3. Offene Probleme in der bisherigen Behandlung der Frage. Das Ziel unserer Untersuchung

1. Nach einem ersten, grundlegenden Ansatz der neueren (transzendentalen) Fundamentaltheologie und "christlichen Philosophie", der herausstellte, daß die menschliche Freiheit aufgrund ihrer inneren Struktur notwendig auf die rückhaltlose Bestimmung durch Gott transzendiere (M. Blondel), galten die Bemühungen in den letzten Jahrzehnten vor allem dem Versuch, diese Transzendenz als einen Entwurf auf Geschichte hin aufzuweisen - um die Formulierung K. Rahners in "Hörer des Wortes". aufzunehmen: "Der Mensch ist jenes Seiende, das in seiner Geschichte auf die möglicherweise im menschlichen Wort kommende geschichtliche Offenbarung Gottes horchen muß" (1). Mehr und mehr trat schließlich eine Frage in den Vordergrund, die in "Hörer des Wortes" (wie weitgehend im Umkreis des von M. Heidegger beeinflußten christlichen Philosophierens) nicht genügend geklärt erschien: die nach der (inter-)personalen Vermittlung von Offenbarung (2). Es ist das Verdienst E. Simons', dieses Problem nun in einer eigenständigen transzendentalen Untersuchung, im Zusammenhang mit einer präzisen Kritik von "Hörer des Wortes", von Grund auf neu angefaßt zu haben (3).

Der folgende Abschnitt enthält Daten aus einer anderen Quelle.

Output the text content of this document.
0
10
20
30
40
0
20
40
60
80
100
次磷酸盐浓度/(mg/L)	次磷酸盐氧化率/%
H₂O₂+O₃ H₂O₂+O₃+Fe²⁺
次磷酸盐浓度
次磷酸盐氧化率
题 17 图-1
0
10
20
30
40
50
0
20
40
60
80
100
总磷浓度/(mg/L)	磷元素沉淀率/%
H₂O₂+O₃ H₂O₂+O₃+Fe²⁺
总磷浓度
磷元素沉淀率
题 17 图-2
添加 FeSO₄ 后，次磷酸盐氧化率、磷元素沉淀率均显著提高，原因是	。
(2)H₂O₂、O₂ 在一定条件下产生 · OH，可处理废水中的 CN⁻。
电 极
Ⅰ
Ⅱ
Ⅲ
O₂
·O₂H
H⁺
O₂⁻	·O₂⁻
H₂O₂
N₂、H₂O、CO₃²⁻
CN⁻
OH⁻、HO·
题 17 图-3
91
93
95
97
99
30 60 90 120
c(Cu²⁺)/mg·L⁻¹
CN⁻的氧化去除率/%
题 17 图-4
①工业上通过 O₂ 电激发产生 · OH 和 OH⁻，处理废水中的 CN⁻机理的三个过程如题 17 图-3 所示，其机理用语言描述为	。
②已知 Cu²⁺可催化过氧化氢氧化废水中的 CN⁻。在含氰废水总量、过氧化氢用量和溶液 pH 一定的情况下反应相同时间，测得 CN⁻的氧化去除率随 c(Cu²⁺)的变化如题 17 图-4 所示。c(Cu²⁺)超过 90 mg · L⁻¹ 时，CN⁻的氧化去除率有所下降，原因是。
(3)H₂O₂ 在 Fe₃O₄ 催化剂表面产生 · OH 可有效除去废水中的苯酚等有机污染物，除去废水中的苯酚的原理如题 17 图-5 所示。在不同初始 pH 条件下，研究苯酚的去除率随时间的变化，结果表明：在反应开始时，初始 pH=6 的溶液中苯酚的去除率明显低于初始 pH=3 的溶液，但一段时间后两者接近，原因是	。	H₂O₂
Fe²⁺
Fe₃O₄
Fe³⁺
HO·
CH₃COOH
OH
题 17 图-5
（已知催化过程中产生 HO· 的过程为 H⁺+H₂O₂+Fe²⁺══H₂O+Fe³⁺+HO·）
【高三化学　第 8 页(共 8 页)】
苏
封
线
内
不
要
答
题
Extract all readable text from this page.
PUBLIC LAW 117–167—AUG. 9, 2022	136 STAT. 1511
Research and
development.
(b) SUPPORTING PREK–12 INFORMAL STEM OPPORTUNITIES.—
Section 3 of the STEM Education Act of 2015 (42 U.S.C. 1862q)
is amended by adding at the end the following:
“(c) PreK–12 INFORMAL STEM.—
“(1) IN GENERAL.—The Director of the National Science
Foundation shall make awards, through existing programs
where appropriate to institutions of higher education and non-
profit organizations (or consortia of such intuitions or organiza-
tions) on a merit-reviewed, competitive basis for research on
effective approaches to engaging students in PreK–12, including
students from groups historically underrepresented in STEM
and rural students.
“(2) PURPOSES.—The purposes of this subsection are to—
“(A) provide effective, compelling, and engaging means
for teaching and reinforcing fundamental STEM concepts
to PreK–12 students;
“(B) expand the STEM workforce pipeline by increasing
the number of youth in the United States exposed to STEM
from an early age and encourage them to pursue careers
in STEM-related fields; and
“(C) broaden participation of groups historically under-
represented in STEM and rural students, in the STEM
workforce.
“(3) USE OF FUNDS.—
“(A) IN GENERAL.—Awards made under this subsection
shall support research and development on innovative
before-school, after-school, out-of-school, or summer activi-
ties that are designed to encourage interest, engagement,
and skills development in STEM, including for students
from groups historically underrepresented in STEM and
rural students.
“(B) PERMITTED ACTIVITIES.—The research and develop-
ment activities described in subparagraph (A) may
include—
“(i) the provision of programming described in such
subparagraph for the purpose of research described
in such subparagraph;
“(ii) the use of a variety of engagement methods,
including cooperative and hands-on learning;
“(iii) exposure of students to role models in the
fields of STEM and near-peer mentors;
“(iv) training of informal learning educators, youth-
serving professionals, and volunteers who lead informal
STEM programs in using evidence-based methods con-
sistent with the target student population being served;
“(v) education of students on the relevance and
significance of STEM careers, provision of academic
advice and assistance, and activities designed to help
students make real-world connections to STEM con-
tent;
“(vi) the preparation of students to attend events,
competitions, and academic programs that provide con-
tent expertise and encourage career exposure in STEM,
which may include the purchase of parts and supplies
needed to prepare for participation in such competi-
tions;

Bei dem Versuch, die Möglichkeit von Offenbarung aufzuweisen, bezieht man sich oft auf Lessing, dessen Behauptung, "zufällige Geschichtswahrheiten können der Beweis von notwendigen Vernunftswahrheiten nie werden" (4), sich wie ein Manifest der bis heute wirksamen rationalistischen und aufklärerischen Ablehnung von Offenbarung als einer die menschliche Freiheit nicht betreffenden Größe ausnimmt.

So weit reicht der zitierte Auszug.